Fraglich ist, wie lange ein Betriebener berechtigt sein soll, ein Gesuch um Nichtbekanntgabe einer Betreibung zu stellen. Hintergrund dieser Frage ist der Umstand, dass das Einsichtsrecht während fünf Jahren besteht, eine Betreibung gemäss Art. 88 Abs. 2 SchKG jedoch nur während eines Jahres nach der Zustellung des Zahlungsbefehls fortgesetzt werden kann, bzw. kann nur innerhalb dieses Jahres ein Verfahren zur Beseitigung des Rechtsvorschlags angestrengt werden.

In diesem Zusammenhang wird die Meinung vertreten, dass es einem Betriebenen nach dem Ablauf der Jahresfrist von Art. 88 Abs. 2 SchKG nicht mehr möglich sein soll, ein Gesuch um Nichtbekanntgabe zu stellen.[9] Falls es der Gläubiger jedoch unterlassen hat, rechtzeitig ein Verfahren um Beseitigung des Rechtsvorschlags einzureichen, so gibt er damit auch zu erkennen, dass die Betreibung eben ungerechtfertigt war. Aus diesem Grund erscheint es angebracht, ein Gesuch um Nichtbekanntgabe während der gesamten fünfjährigen Frist von Art. 8a Abs. 4 SchKG zuzulassen.[10]

Weiter stellt sich die Frage, ob eine Betreibung im Register ersichtlich bleiben soll, falls der Gläubiger in einem Verfahren zur Beseitigung des Rechtsvorschlags unterliegt, bspw. also ein Rechtsöffnungsgesuch abgewiesen wird. Gemäss dem Wortlaut des Gesetzes reicht es aus, dass ein Verfahren zur Beseitigung des Rechtsvorschlags eingeleitet  wird, damit die Betreibung bekannt gegeben wird.
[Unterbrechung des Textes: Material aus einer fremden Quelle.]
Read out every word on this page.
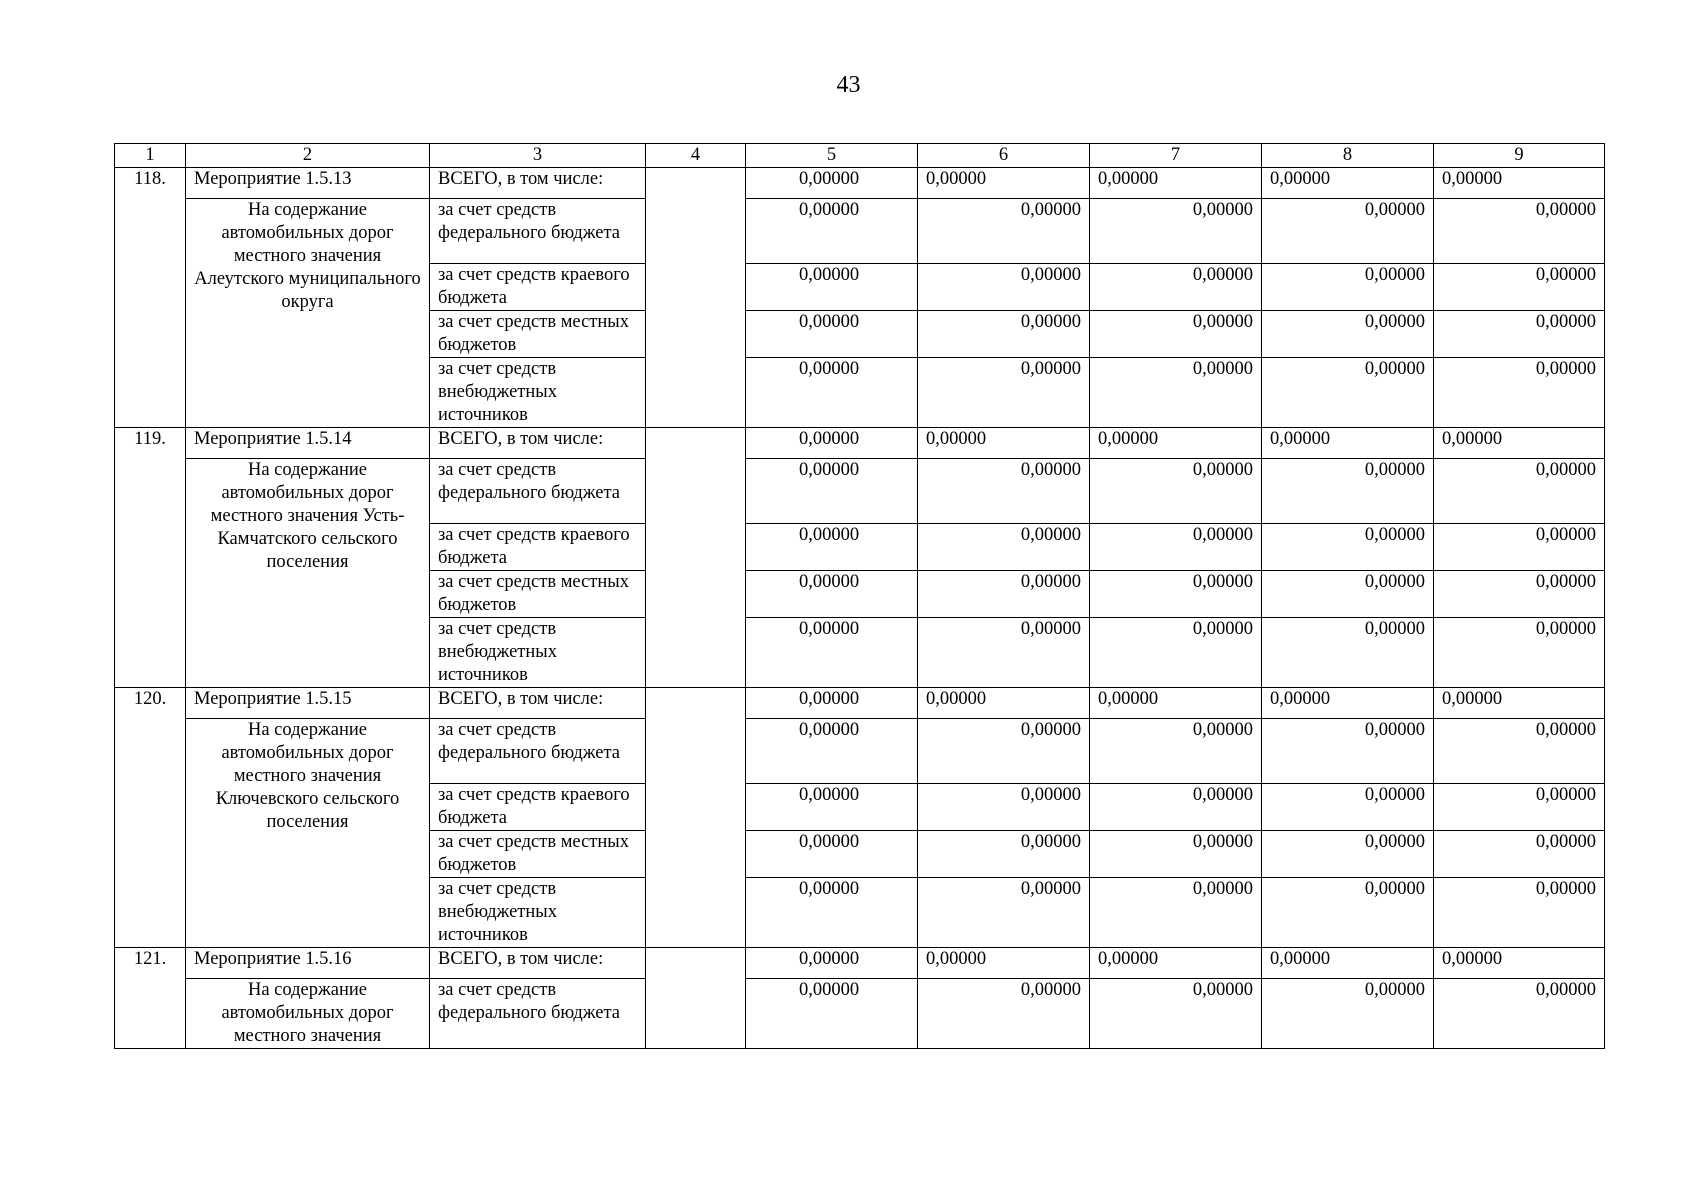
43
1	2	3	4	5	6	7	8	9
118.	Мероприятие 1.5.13	ВСЕГО, в том числе:		0,00000	0,00000	0,00000	0,00000	0,00000
	На содержание автомобильных дорог местного значения Алеутского муниципального округа	за счет средств федерального бюджета		0,00000	0,00000	0,00000	0,00000	0,00000
		за счет средств краевого бюджета		0,00000	0,00000	0,00000	0,00000	0,00000
		за счет средств местных бюджетов		0,00000	0,00000	0,00000	0,00000	0,00000
		за счет средств внебюджетных источников		0,00000	0,00000	0,00000	0,00000	0,00000
119.	Мероприятие 1.5.14	ВСЕГО, в том числе:		0,00000	0,00000	0,00000	0,00000	0,00000
	На содержание автомобильных дорог местного значения Усть-Камчатского сельского поселения	за счет средств федерального бюджета		0,00000	0,00000	0,00000	0,00000	0,00000
		за счет средств краевого бюджета		0,00000	0,00000	0,00000	0,00000	0,00000
		за счет средств местных бюджетов		0,00000	0,00000	0,00000	0,00000	0,00000
		за счет средств внебюджетных источников		0,00000	0,00000	0,00000	0,00000	0,00000
120.	Мероприятие 1.5.15	ВСЕГО, в том числе:		0,00000	0,00000	0,00000	0,00000	0,00000
	На содержание автомобильных дорог местного значения Ключевского сельского поселения	за счет средств федерального бюджета		0,00000	0,00000	0,00000	0,00000	0,00000
		за счет средств краевого бюджета		0,00000	0,00000	0,00000	0,00000	0,00000
		за счет средств местных бюджетов		0,00000	0,00000	0,00000	0,00000	0,00000
		за счет средств внебюджетных источников		0,00000	0,00000	0,00000	0,00000	0,00000
121.	Мероприятие 1.5.16	ВСЕГО, в том числе:		0,00000	0,00000	0,00000	0,00000	0,00000
	На содержание автомобильных дорог местного значения	за счет средств федерального бюджета		0,00000	0,00000	0,00000	0,00000	0,00000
Nicht verlangt wird indes, dass der Gläubiger in diesem Verfahren obsiegen muss. In einem solchen Fall kann sich ein Schuldner also nicht auf Art. 8a Abs. 3 lit. d SchKG berufen.[11]

Würdigung

Das mit der Revision des SchKG angestrebte Ziel, betriebenen Personen ein Mittel zur Verfügung zu stellen, mit dem sie sich rasch und wirksam gegen ungerechtfertigte Betreibungen zur Wehr setzen können, wurde erreicht. Da nur in ungefähr zehn Prozent von allen Betreibungen Rechtsvorschlag erhoben wird, ist zudem nicht von einer signifikanten Verwässerung der Aussagekraft der Betreibungsregisterauszuge auszugehen.[12]

Fussnoten

  1. Rodrigo Rodriguez/Patrik Gubler, Die Abwehr von Betreibungsregistereinträgen ab dem 1. Januar 2019, in: ZBJV 2019, 12.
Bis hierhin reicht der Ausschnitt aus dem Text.